High (for retrieved chunks only) 

Extremely high (no chunks are excluded) 

Scalability 

Constrained by retrieval architecture and context window 

Constrained only by JSON output size 

Best Use Cases 

Quick data lookups, dynamic queries 

Full, dense document processing where completeness is critical 

 

Final Thoughts: The Future of Large-Scale LLM Processing 

As organizations grapple with ever-growing volumes of text—be it legal contracts, technical manuals, or scientific reports—techniques that overcome the context window paradox are becoming indispensable. While RAG is valuable for targeted lookups and dynamic queries, it loses ground when documents demand full comprehension. 
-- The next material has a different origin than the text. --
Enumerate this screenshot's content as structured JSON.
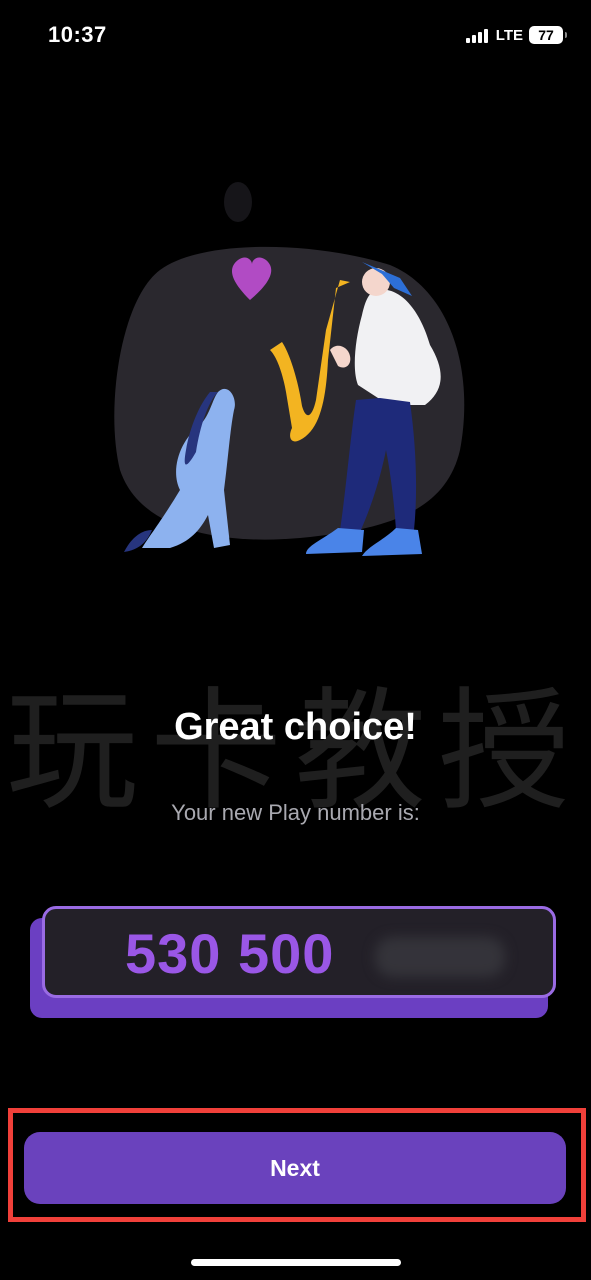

The iterative prompt stuffing with structured JSON reimagines how LLMs interact with large documents, ensuring that no detail is lost during processing. By sequentially building a detailed, compressed representation, this approach sidesteps the context window limit in a more scalable and less infrastructure-heavy way. 

Conclusion 

Both Retrieval-Augmented Generation and iterative prompt stuffing have their merits, but when it comes to large, information-dense documents requiring near-total comprehension, prompt stuffing with a JSON loop emerges as the stronger choice. It ensures every page, section, and crucial piece of information is methodically processed and preserved. 

This refined method embodies the next evolution in handling massive textual data. By iterating through chunks and capturing each step’s output in JSON, we substantially reduce the chance of missing critical details—thereby redefining what’s possible within the constraints of today’s LLMs.